Abstract	Scope: We present an approach and architecture for generating policies required for sharing training data needed to build a machine learning model in a coalition environment. Self-generation of policies increases autonomy and reduces information management burden on humans. The demo considers a coalition of three countries: US, UK, and the fictional country Kish. Description: We demonstrate the effectiveness of self-generated policies for data curation versus policies defined by humans in the context of three scenarios. In the first scenario, a human administrator has manually authored/deployed policies to allow the (US hosted) data curator to only accept training data from the US and UK, thereby rejecting any training data from Kish by default (because Kish is less trusted than UK). The data curator evaluates the data sources via a registry, and then accepts or denies the data as stated in the policy. The accuracy and F1 score are then returned to the curator, quantifying the impact on the model when accepting data from only two of three countries. The second scenario showcases the impact on the model when policies are self-generated to accept selected data from countries deemed “trusted” (UK) and “untrusted” (Kish); US data is accepted by default. Statistics about data distribution among different classes is used to determine the Value of Information (VoI) provided by each country, and policies are generated to selected class-specific data from different countries depending on their trust level. To determine VoI, micro services, such as data evaluation services, are used to assist in generating policies. The system can now generate policies at class granularity. Finally, the last scenario once again shows the model's effect by the use of self-generated policies. Micro-services are used to assess the Quality of Information (QoI) of data provided by each partner. This allows the system to assess the trustworthiness of partners on the fly instead of relying on pre-existing notions. Additional criteria are also evaluated prior to generating the policy, which is to evaluate the data's effect on the F1 score.
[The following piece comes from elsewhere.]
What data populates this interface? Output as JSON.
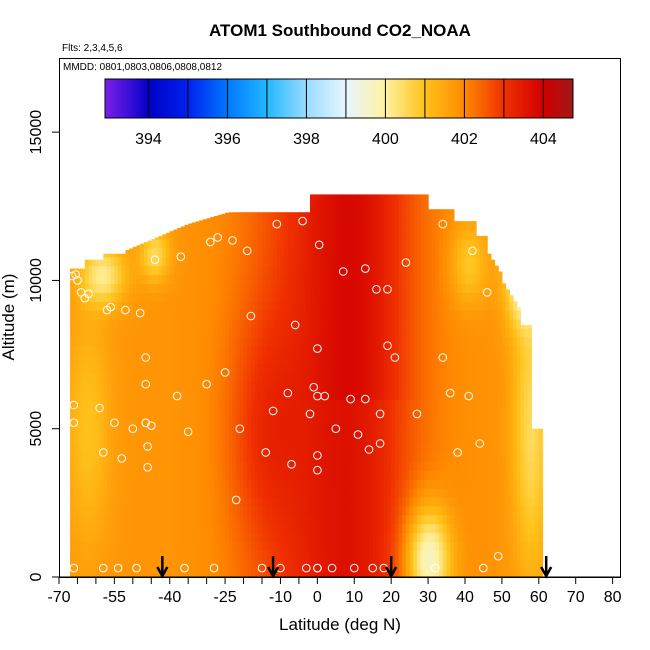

If the increase is above some percentage, then a policy is generated to accept class-specific data from that source.
Authors	Amani Abu Jabal (Purdue) Shonda Witherspoon (IBM US) Irene Manatos (IBM US) Elisa Bertino (Purdue) Seraphin Calo (IBM US) Supriyo Chakraborty (IBM US) Dinesh Verma (IBM US) Greg Cirincione (ARL) Ananthram Swami (ARL) Geeth de Mel (IBM UK) Gavin Pearson (Dstl)
Date	Sep-2018
Venue	2nd Annual Fall Meeting of the DAIS ITA, 2018